Setiap pertemuan akan berakhir dengan perpisahan, entah karena pergi dan tak kembali atau pergi karen ada yang memiliki.
Seperti hubunganku denganmu ini. Dengan pertemuan yang tidak pernah kita rencanakan sebelumnya, semua itu karena Tuhanku dan Tuhanmu mengizinkan dan alam semesta mendukung. Meski kini kita tidak lagi bisa bersama, dalam hatiku masih muncul pertanyaan "mengapa harus bertemu jika aku tak diizinkan bersatu" atau "mengapa Tuhan menumbuhkan rasa jika harus berpisah pada akhirnya?"
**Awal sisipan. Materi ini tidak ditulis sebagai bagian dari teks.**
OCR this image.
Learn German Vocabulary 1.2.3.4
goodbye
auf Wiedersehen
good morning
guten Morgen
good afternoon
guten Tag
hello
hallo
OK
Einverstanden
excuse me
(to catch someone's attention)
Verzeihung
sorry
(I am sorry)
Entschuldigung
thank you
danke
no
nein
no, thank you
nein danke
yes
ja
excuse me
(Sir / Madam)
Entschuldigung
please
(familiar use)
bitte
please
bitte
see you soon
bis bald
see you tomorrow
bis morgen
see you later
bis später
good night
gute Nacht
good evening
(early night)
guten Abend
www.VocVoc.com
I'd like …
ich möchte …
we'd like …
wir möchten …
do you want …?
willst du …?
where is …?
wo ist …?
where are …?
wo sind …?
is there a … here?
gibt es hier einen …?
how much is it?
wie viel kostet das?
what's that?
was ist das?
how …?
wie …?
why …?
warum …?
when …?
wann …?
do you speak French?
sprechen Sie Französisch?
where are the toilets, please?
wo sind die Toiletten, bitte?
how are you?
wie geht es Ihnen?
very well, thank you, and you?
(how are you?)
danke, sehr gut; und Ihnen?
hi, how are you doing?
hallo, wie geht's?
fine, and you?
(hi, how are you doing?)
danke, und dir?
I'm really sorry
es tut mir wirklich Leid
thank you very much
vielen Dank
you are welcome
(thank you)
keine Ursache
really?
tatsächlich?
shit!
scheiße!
Hari - hari tanpa menerima kabar darimu membiasakan aku menjadi aku yang tanpamu. Aku berusaha meneruskan hidup tanpa mengutuk pertemuan dan perpisahan yang terjadi antara kita.Kamu memilih pergi dan menjauh dengan aasan untuk kebaikan kita berdua. Kamu memintaku agar terus bahagia walau harus melanjutkan hubungan ini, mendoakanku agar aku mendapatkan yang lebih darimu. Tanpa pernah kamu tahu, bahwa sesungguhnya aku tidak mau tau atas semua alasanmu karena yang ku mau itu kamu.
Aku tak ingin memaksamu.
Tak ingin memenahan kepergianmu.
Terima kasih telah memilihku sebelumnya.
Perpisahan mengajarkanku pentingnya sebuah pertemuan.
Perpisahan ini bukan berarti akhir dari hidup, namun ini adalah kesempatan untuk menutup kisah lama dan membuka lembaran baru.
Terima kasih sudah memutuskan terlepas, daripada kita berdua nantinya tidak bebas. Terima kasih sudah memberiku kesempatan untuk lebih peduli dengan diriku sendiri. Terima kasih sudah memutuskan pergi sekarang dan membiarkanku menemukan bahagiaku.
Berada dalam ikatan yang salah dan tanpa arah itu bukan akhir yang indah. Semoga Allah memberikan kita seseorang yang tulus mencintai dan saling melengkapi.